En 2017, IMSS-Prospera, que con otros nombres ha existido desde 1973, dispuso de 12 mil 765.7 millones de pesos provenientes de las diferentes partidas, de los cuales 76 por ciento se destinó al pago de salarios e incluyó lo correspondiente al Régimen de Jubilaciones y Pensiones de los trabajadores del organismo; 16 por ciento de los recursos se utilizaron en la compra de insumos, principalmente medicamentos, vacunas, servicios de laboratorio, instrumental y accesorios médicos, así como víveres.

El programa que cambiará de nombre en este gobierno a IMSS-Bienestar, atiende a 12.4 millones de personas, de las que 78 por ciento vive en localidades con niveles alto y muy alto de marginación.
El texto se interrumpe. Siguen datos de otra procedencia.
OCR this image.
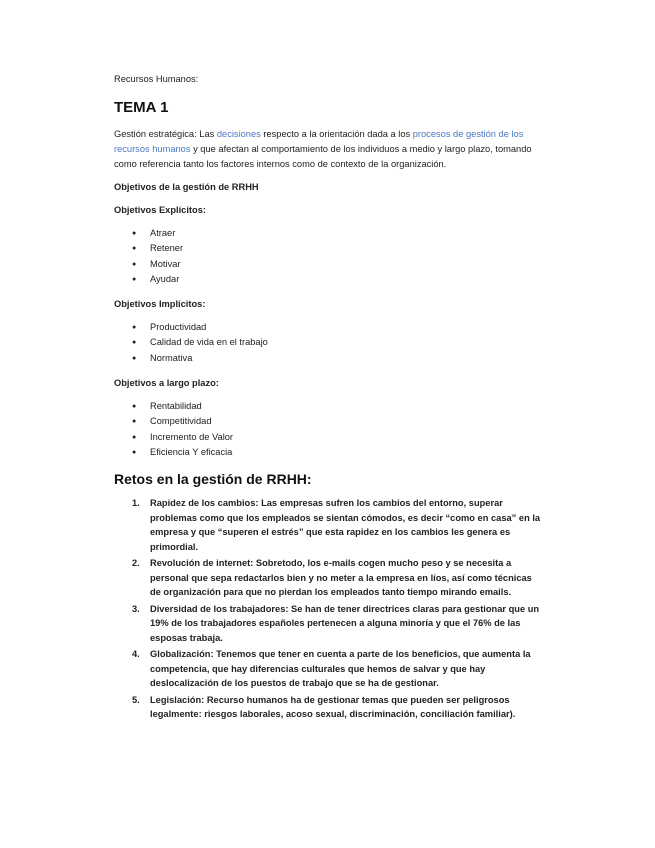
Recursos Humanos:

TEMA 1

Gestión estratégica: Las decisiones respecto a la orientación dada a los procesos de gestión de los recursos humanos y que afectan al comportamiento de los individuos a medio y largo plazo, tomando como referencia tanto los factores internos como de contexto de la organización.

Objetivos de la gestión de RRHH

Objetivos Explícitos:

● Atraer
● Retener
● Motivar
● Ayudar

Objetivos Implícitos:

● Productividad
● Calidad de vida en el trabajo
● Normativa

Objetivos a largo plazo:

● Rentabilidad
● Competitividad
● Incremento de Valor
● Eficiencia Y eficacia
Retos en la gestión de RRHH:
1. Rapidez de los cambios: Las empresas sufren los cambios del entorno, superar problemas como que los empleados se sientan cómodos, es decir “como en casa” en la empresa y que “superen el estrés” que esta rapidez en los cambios les genera es primordial.
2. Revolución de internet: Sobretodo, los e-mails cogen mucho peso y se necesita a personal que sepa redactarlos bien y no meter a la empresa en líos, así como técnicas de organización para que no pierdan los empleados tanto tiempo mirando emails.
3. Diversidad de los trabajadores: Se han de tener directrices claras para gestionar que un 19% de los trabajadores españoles pertenecen a alguna minoría y que el 76% de las esposas trabaja.
4. Globalización: Tenemos que tener en cuenta a parte de los beneficios, que aumenta la competencia, que hay diferencias culturales que hemos de salvar y que hay deslocalización de los puestos de trabajo que se ha de gestionar.
5. Legislación: Recurso humanos ha de gestionar temas que pueden ser peligrosos legalmente: riesgos laborales, acoso sexual, discriminación, conciliación familiar).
Opera en mil 505 municipios de 28 estados de la República con una red de 26 mil trabajadores, aunque también destaca la participación de más de 350 mil voluntarios, entre los que están seis mil 872 parteras y 944 médicos tradicionales.

Si bien destacan los resultados favorables en la cobertura de servicios médicos para el control prenatal en mujeres embarazadas, la atención nutricional de niños con suplementos alimenticios incluidos, así como para la prevención de enfermedades prevenibles por vacunación, el reporte admite que hay retos como los riesgos de salud entre los adolescentes, en especial los embarazos tempranos; las enfermedades asociadas con la pobreza que aún existen en esa población y los males crónicos.